Webb told his cousin he planned to "stick" Jones, Newman said, then congratulated himself for doing so afterward.

"This is not a case of self-defense," Newman said. "He planned out what he was going to do, announced his intention on the way there and then carried it out."

Webb said Jones became enraged when he learned that he would not be collecting the money he was owed, and refused to sell him the $20 worth of crack cocaine he had come to buy.

Jones punched him in the face, Webb said, so he swung the knife.

The knife went so far into Jones' chest that the blade broke off where it met the handle.

Jones ran from the scene and traveled a little more than two blocks before stopping to pound on a door and asking for help.

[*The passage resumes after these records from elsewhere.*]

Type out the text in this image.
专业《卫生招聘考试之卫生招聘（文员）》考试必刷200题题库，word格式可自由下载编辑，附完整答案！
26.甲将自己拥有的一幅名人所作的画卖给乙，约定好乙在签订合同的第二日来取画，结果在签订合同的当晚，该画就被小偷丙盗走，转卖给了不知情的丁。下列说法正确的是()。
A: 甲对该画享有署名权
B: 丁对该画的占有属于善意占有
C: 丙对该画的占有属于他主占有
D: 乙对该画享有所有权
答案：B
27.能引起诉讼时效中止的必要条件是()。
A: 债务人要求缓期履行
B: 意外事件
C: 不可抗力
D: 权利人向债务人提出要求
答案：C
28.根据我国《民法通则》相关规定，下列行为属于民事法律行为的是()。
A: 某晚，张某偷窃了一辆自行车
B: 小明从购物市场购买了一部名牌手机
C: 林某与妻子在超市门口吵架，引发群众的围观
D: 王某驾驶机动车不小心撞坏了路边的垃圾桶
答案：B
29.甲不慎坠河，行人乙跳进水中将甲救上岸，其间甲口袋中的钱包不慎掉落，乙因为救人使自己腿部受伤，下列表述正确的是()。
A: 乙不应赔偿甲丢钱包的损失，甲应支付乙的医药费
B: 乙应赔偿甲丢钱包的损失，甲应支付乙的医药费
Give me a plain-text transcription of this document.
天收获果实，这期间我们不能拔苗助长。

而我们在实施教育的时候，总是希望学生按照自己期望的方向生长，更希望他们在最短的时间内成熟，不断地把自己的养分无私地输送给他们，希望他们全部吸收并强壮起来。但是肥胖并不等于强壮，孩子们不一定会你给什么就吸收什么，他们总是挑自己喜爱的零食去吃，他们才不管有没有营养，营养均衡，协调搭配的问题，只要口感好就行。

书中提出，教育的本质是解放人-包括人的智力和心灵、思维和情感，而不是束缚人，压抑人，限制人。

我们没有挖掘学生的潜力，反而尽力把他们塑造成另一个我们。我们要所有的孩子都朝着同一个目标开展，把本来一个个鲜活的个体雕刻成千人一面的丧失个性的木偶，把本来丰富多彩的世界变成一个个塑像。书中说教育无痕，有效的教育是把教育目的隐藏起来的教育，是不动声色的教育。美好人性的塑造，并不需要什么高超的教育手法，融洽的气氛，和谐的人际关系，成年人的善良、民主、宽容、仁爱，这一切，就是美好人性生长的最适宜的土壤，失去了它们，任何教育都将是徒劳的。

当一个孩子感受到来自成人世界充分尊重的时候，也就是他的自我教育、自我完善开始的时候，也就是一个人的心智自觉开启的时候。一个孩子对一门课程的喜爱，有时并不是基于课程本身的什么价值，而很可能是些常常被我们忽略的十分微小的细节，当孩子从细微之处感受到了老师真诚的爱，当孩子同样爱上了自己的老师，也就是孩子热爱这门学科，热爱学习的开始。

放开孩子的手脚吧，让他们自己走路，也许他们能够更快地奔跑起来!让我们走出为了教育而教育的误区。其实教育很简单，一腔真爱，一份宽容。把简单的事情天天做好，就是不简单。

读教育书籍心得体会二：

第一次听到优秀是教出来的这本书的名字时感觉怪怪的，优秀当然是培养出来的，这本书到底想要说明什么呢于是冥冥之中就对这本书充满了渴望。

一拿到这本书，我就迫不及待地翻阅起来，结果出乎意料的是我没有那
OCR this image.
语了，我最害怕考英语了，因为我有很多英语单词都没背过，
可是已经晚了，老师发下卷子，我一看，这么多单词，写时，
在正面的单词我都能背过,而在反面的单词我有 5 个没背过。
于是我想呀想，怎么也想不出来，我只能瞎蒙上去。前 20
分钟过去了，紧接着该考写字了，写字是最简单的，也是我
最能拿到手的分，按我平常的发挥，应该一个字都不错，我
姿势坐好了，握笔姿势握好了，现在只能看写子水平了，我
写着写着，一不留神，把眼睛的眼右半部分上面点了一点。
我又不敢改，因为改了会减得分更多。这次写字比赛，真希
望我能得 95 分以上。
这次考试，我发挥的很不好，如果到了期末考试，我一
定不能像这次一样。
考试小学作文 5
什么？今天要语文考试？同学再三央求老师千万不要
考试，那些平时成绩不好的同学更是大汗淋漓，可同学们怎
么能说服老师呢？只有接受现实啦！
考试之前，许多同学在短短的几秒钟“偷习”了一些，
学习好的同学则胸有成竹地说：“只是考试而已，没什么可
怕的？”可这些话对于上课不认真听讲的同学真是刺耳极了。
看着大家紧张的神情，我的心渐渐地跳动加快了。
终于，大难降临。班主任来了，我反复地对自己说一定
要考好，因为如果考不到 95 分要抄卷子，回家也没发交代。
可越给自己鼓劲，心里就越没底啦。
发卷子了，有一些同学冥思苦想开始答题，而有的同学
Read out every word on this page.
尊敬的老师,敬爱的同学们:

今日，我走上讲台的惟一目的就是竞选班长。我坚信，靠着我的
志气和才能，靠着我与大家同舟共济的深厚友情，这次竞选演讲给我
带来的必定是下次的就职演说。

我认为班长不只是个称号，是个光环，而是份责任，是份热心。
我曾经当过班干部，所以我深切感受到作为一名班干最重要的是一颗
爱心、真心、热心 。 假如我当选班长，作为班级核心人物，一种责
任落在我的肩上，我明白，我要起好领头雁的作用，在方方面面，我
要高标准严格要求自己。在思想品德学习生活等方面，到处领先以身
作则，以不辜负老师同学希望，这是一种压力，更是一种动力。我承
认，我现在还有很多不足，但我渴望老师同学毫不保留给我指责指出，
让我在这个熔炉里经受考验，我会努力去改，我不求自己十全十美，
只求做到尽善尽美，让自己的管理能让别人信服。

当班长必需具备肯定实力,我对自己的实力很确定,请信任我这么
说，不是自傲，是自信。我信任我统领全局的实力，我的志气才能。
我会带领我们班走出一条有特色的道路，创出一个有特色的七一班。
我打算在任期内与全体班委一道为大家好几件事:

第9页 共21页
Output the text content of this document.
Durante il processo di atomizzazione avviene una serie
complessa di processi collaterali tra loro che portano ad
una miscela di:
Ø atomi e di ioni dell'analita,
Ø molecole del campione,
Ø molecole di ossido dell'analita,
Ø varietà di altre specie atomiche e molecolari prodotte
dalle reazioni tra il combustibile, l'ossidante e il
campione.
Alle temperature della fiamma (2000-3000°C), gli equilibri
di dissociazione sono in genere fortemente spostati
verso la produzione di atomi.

He pulled the knife blade out of his chest, collapsed and lived long enough to tell paramedics that "two white dudes set me up" before dying.

Defense attorney Kevin Malia asked the jury to find Webb not guilty because he was acting in self-defense or to consider convicting him of second-degree murder.

To find Webb guilty of second-degree murder, they would have to decide that Webb had acted with an unreasonable belief that he was justified in stabbing Jones, Malia told the jury.

Webb was genuinely terrified of Jones, Malia said, and was meeting with him only because his need for the cocaine was so great.

When Jones punched Webb, Malia argued, Webb remembered seeing Jones with the gun and considered that he may have been armed that night.

"He did what he believed he had to do," Malia said. "It is your job to decide if that belief was reasonable."